Comic Review: Teenage Mutant Ninja Turtles #72
(W) Tom Waltz, Kevin Eastman, and Bobby Curnow, (A) Dave Wachter, (C) Ronda Pattison
If there was ever an issue where the Benny Hill theme was an appropriate accompaniment, it is this fun-filled comedy of errors by Tom Waltz, Kevin Eastman, Bobby Curnow, Dave Wachter, and Ronda Pattison. With the Turtles’ attempt at covert reconnaissance having gone off the rails, they engage the Pantheon in a high-stakes game of hide and seek. To make matters worse, they have to rely on Baxter Stockman for help. While the TMNT/Usagi Yojimbo one-shot may have been the featured attraction of the week, this latest chapter in the TMNT saga maintains the series high standards of quality.
It’s difficult to say more about the writing of this series. With 72 issues (plus miniseries) under their belt, the team of Waltz, Eastman, and Curnow show no signs of slowing down. What has made this series so appealing is that this incarnation of the TMNT recognizable to fans of their various other properties. Whether it’s the cartoons, the live-action movies, or the original Mirage comics, this series manages to pull from each of those versions into a cohesive vision. In the space of 20 pages, the writers manage to transition seamlessly from drama to slapstick comedy to high-stakes action. It is not without its flaws. For example, the “righteous” actions of Aka fall flat, as does the Pantheon’s nerfed powers. However, at the end of the day this is a tightly written, well executed script.
Ronda Pattison’s colors are once again fantastic. There’s nothing else more to say.
In an issue that requires plenty of physical comedy, Dave Wachter’s more realistic art style (compared to other TMNT artists) is surprisingly effective. This is especially true in the case of the Toad Baron. While his brothers and sisters are chasing the Turtles around, Toad Baron helplessly watches and moans to his servants about the destruction to his home. The visual of him simply standing, pouting with his eyes bugging out, is one of the most hilarious things to come out of this issue.

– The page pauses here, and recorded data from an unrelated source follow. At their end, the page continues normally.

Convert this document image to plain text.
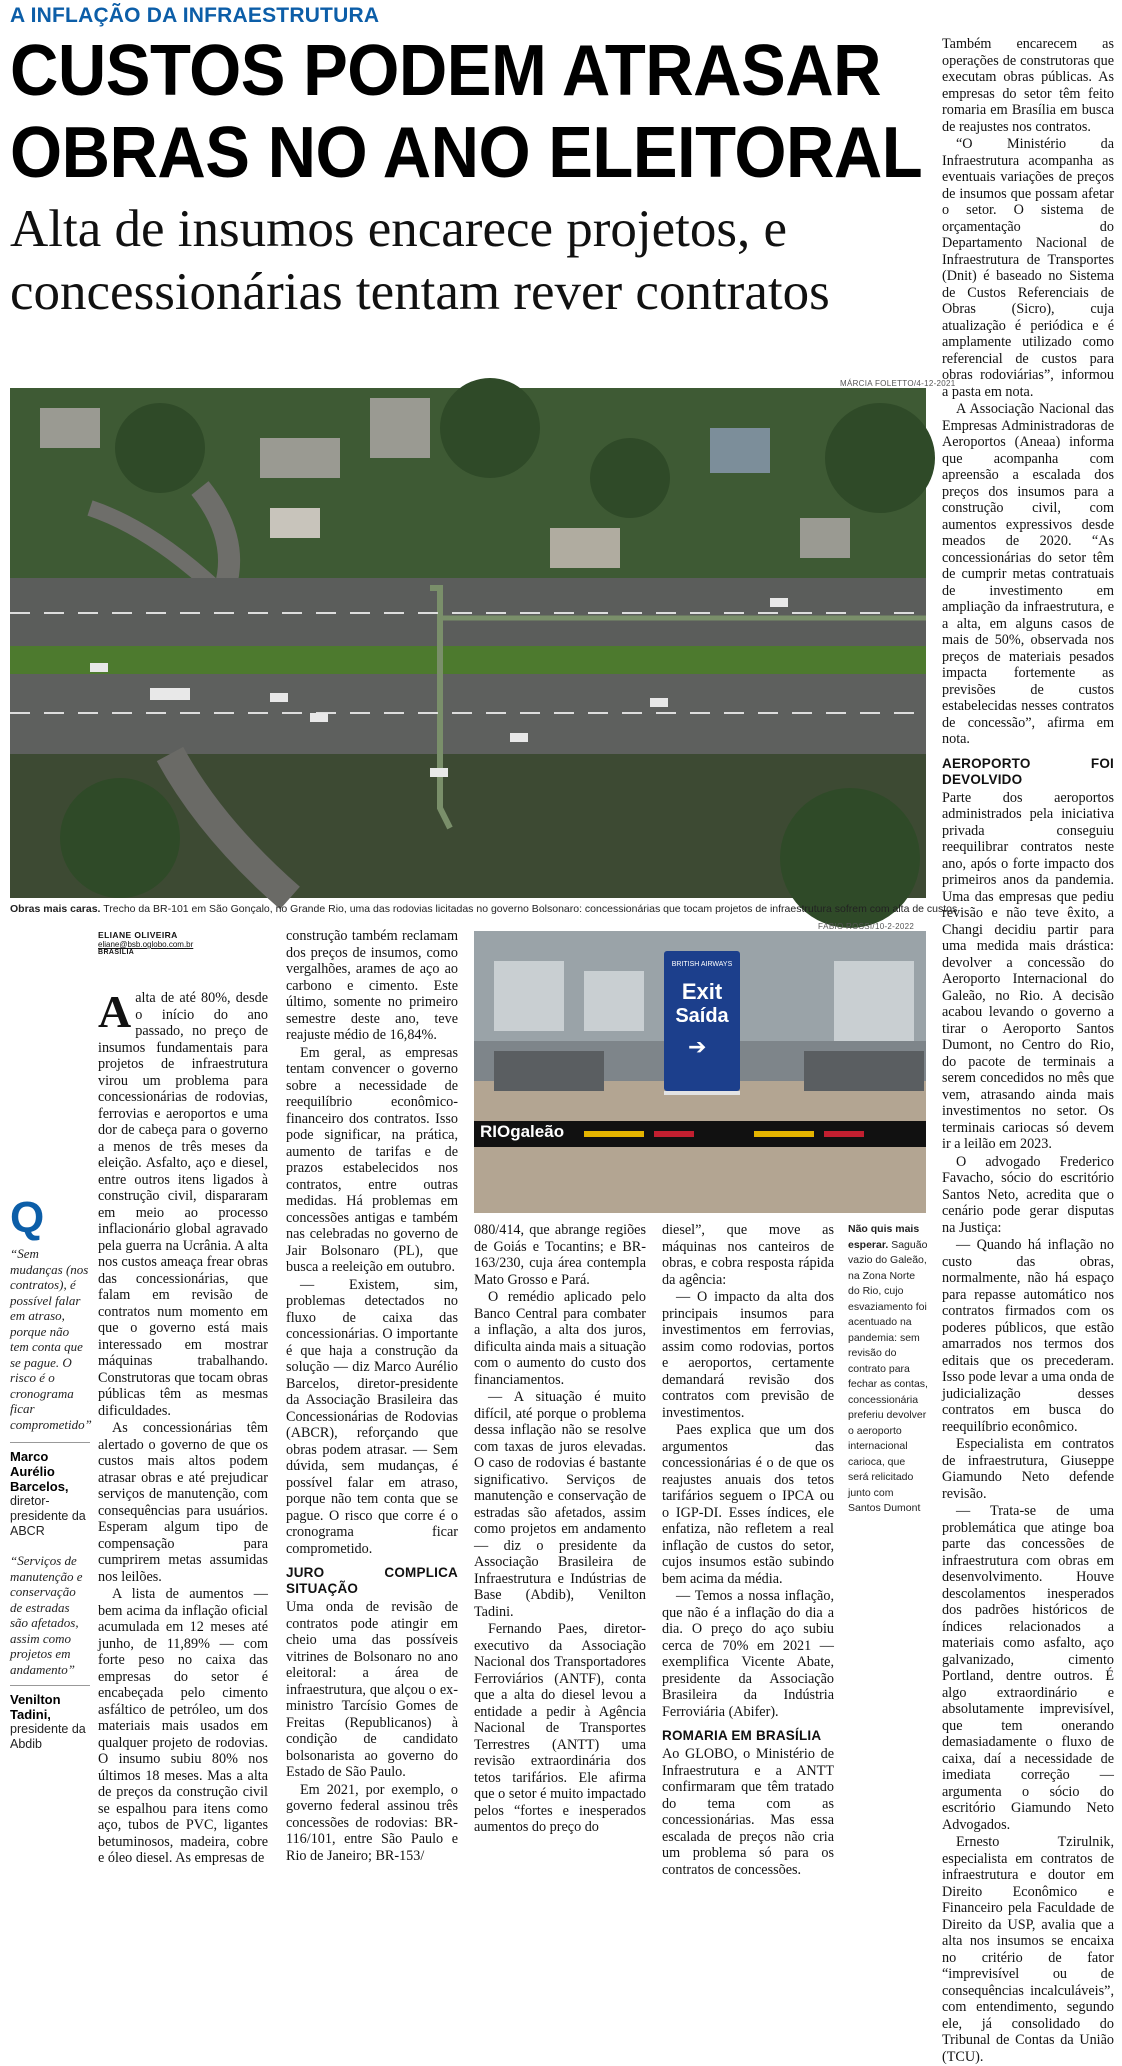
A INFLAÇÃO DA INFRAESTRUTURA
CUSTOS PODEM ATRASAR OBRAS NO ANO ELEITORAL
Alta de insumos encarece projetos, e concessionárias tentam rever contratos
MÁRCIA FOLETTO/4-12-2021
Obras mais caras. Trecho da BR-101 em São Gonçalo, no Grande Rio, uma das rodovias licitadas no governo Bolsonaro: concessionárias que tocam projetos de infraestrutura sofrem com alta de custos
ELIANE OLIVEIRA
eliane@bsb.oglobo.com.br
BRASÍLIA

Aalta de até 80%, desde o início do ano passado, no preço de insumos fundamentais para projetos de infraestrutura virou um problema para concessionárias de rodovias, ferrovias e aeroportos e uma dor de cabeça para o governo a menos de três meses da eleição. Asfalto, aço e diesel, entre outros itens ligados à construção civil, dispararam em meio ao processo inflacionário global agravado pela guerra na Ucrânia. A alta nos custos ameaça frear obras das concessionárias, que falam em revisão de contratos num momento em que o governo está mais interessado em mostrar máquinas trabalhando. Construtoras que tocam obras públicas têm as mesmas dificuldades.

As concessionárias têm alertado o governo de que os custos mais altos podem atrasar obras e até prejudicar serviços de manutenção, com consequências para usuários. Esperam algum tipo de compensação para cumprirem metas assumidas nos leilões.

A lista de aumentos — bem acima da inflação oficial acumulada em 12 meses até junho, de 11,89% — com forte peso no caixa das empresas do setor é encabeçada pelo cimento asfáltico de petróleo, um dos materiais mais usados em qualquer projeto de rodovias. O insumo subiu 80% nos últimos 18 meses. Mas a alta de preços da construção civil se espalhou para itens como aço, tubos de PVC, ligantes betuminosos, madeira, cobre e óleo diesel. As empresas de

Q
“Sem mudanças (nos contratos), é possível falar em atraso, porque não tem conta que se pague. O risco é o cronograma ficar comprometido”
Marco Aurélio Barcelos,
diretor-presidente da ABCR
“Serviços de manutenção e conservação de estradas são afetados, assim como projetos em andamento”
Venilton Tadini,
presidente da Abdib

construção também reclamam dos preços de insumos, como vergalhões, arames de aço ao carbono e cimento. Este último, somente no primeiro semestre deste ano, teve reajuste médio de 16,84%.

Em geral, as empresas tentam convencer o governo sobre a necessidade de reequilíbrio econômico-financeiro dos contratos. Isso pode significar, na prática, aumento de tarifas e de prazos estabelecidos nos contratos, entre outras medidas. Há problemas em concessões antigas e também nas celebradas no governo de Jair Bolsonaro (PL), que busca a reeleição em outubro.

— Existem, sim, problemas detectados no fluxo de caixa das concessionárias. O importante é que haja a construção da solução — diz Marco Aurélio Barcelos, diretor-presidente da Associação Brasileira das Concessionárias de Rodovias (ABCR), reforçando que obras podem atrasar. — Sem dúvida, sem mudanças, é possível falar em atraso, porque não tem conta que se pague. O risco que corre é o cronograma ficar comprometido.

JURO COMPLICA SITUAÇÃO

Uma onda de revisão de contratos pode atingir em cheio uma das possíveis vitrines de Bolsonaro no ano eleitoral: a área de infraestrutura, que alçou o ex-ministro Tarcísio Gomes de Freitas (Republicanos) à condição de candidato bolsonarista ao governo do Estado de São Paulo.

Em 2021, por exemplo, o governo federal assinou três concessões de rodovias: BR-116/101, entre São Paulo e Rio de Janeiro; BR-153/

FÁBIO ROSSI/10-2-2022
BRITISH AIRWAYS
Exit
Saída
➔
RIOgaleão

080/414, que abrange regiões de Goiás e Tocantins; e BR-163/230, cuja área contempla Mato Grosso e Pará.

O remédio aplicado pelo Banco Central para combater a inflação, a alta dos juros, dificulta ainda mais a situação com o aumento do custo dos financiamentos.

— A situação é muito difícil, até porque o problema dessa inflação não se resolve com taxas de juros elevadas. O caso de rodovias é bastante significativo. Serviços de manutenção e conservação de estradas são afetados, assim como projetos em andamento — diz o presidente da Associação Brasileira de Infraestrutura e Indústrias de Base (Abdib), Venilton Tadini.

Fernando Paes, diretor-executivo da Associação Nacional dos Transportadores Ferroviários (ANTF), conta que a alta do diesel levou a entidade a pedir à Agência Nacional de Transportes Terrestres (ANTT) uma revisão extraordinária dos tetos tarifários. Ele afirma que o setor é muito impactado pelos “fortes e inesperados aumentos do preço do

diesel”, que move as máquinas nos canteiros de obras, e cobra resposta rápida da agência:

— O impacto da alta dos principais insumos para investimentos em ferrovias, assim como rodovias, portos e aeroportos, certamente demandará revisão dos contratos com previsão de investimentos.

Paes explica que um dos argumentos das concessionárias é o de que os reajustes anuais dos tetos tarifários seguem o IPCA ou o IGP-DI. Esses índices, ele enfatiza, não refletem a real inflação de custos do setor, cujos insumos estão subindo bem acima da média.

— Temos a nossa inflação, que não é a inflação do dia a dia. O preço do aço subiu cerca de 70% em 2021 — exemplifica Vicente Abate, presidente da Associação Brasileira da Indústria Ferroviária (Abifer).

ROMARIA EM BRASÍLIA

Ao GLOBO, o Ministério de Infraestrutura e a ANTT confirmaram que têm tratado do tema com as concessionárias. Mas essa escalada de preços não cria um problema só para os contratos de concessões.

Não quis mais esperar. Saguão vazio do Galeão, na Zona Norte do Rio, cujo esvaziamento foi acentuado na pandemia: sem revisão do contrato para fechar as contas, concessionária preferiu devolver o aeroporto internacional carioca, que será relicitado junto com Santos Dumont

Também encarecem as operações de construtoras que executam obras públicas. As empresas do setor têm feito romaria em Brasília em busca de reajustes nos contratos.

“O Ministério da Infraestrutura acompanha as eventuais variações de preços de insumos que possam afetar o setor. O sistema de orçamentação do Departamento Nacional de Infraestrutura de Transportes (Dnit) é baseado no Sistema de Custos Referenciais de Obras (Sicro), cuja atualização é periódica e é amplamente utilizado como referencial de custos para obras rodoviárias”, informou a pasta em nota.

A Associação Nacional das Empresas Administradoras de Aeroportos (Aneaa) informa que acompanha com apreensão a escalada dos preços dos insumos para a construção civil, com aumentos expressivos desde meados de 2020. “As concessionárias do setor têm de cumprir metas contratuais de investimento em ampliação da infraestrutura, e a alta, em alguns casos de mais de 50%, observada nos preços de materiais pesados impacta fortemente as previsões de custos estabelecidas nesses contratos de concessão”, afirma em nota.

AEROPORTO FOI DEVOLVIDO

Parte dos aeroportos administrados pela iniciativa privada conseguiu reequilibrar contratos neste ano, após o forte impacto dos primeiros anos da pandemia. Uma das empresas que pediu revisão e não teve êxito, a Changi decidiu partir para uma medida mais drástica: devolver a concessão do Aeroporto Internacional do Galeão, no Rio. A decisão acabou levando o governo a tirar o Aeroporto Santos Dumont, no Centro do Rio, do pacote de terminais a serem concedidos no mês que vem, atrasando ainda mais investimentos no setor. Os terminais cariocas só devem ir a leilão em 2023.

O advogado Frederico Favacho, sócio do escritório Santos Neto, acredita que o cenário pode gerar disputas na Justiça:

— Quando há inflação no custo das obras, normalmente, não há espaço para repasse automático nos contratos firmados com os poderes públicos, que estão amarrados nos termos dos editais que os precederam. Isso pode levar a uma onda de judicialização desses contratos em busca do reequilíbrio econômico.

Especialista em contratos de infraestrutura, Giuseppe Giamundo Neto defende revisão.

— Trata-se de uma problemática que atinge boa parte das concessões de infraestrutura com obras em desenvolvimento. Houve descolamentos inesperados dos padrões históricos de índices relacionados a materiais como asfalto, aço galvanizado, cimento Portland, dentre outros. É algo extraordinário e absolutamente imprevisível, que tem onerando demasiadamente o fluxo de caixa, daí a necessidade de imediata correção — argumenta o sócio do escritório Giamundo Neto Advogados.

Ernesto Tzirulnik, especialista em contratos de infraestrutura e doutor em Direito Econômico e Financeiro pela Faculdade de Direito da USP, avalia que a alta nos insumos se encaixa no critério de fator “imprevisível ou de consequências incalculáveis”, com entendimento, segundo ele, já consolidado do Tribunal de Contas da União (TCU).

As much as I personally love Wachter’s art, there are a few notable items worthy of criticism. April O’Neill looks like she’s a 45-year-old woman, which wouldn’t be a bad thing if she wasn’t supposed to be in her late teens or early 20s. Though she is only in the book for a few pages, it is a distraction that pulls readers out of the story. In addition, Wachter goes heavy on the shadowing on several characters’ faces, especially the Turtles. If the Turtles spent their time in the sewers or doing battle in the poorly lit alleys of New York, this would not be a bad thing. However, heavily shadowed faces in a brightly-lit mansion reads as a disconnect between the artist and the writers.
Overall, Teenage Mutant Ninja Turtles #72 is a satisfying read and conclusion to this two-issue arc. The tight writing and ever-solid artwork makes an easy pick-up. In closing out the story here, readers can now turn their attention to Issue #73, which will mark the longest-running Teenage Mutant Ninja Turtles comic ever. This was a great way to close out one era and begin a new.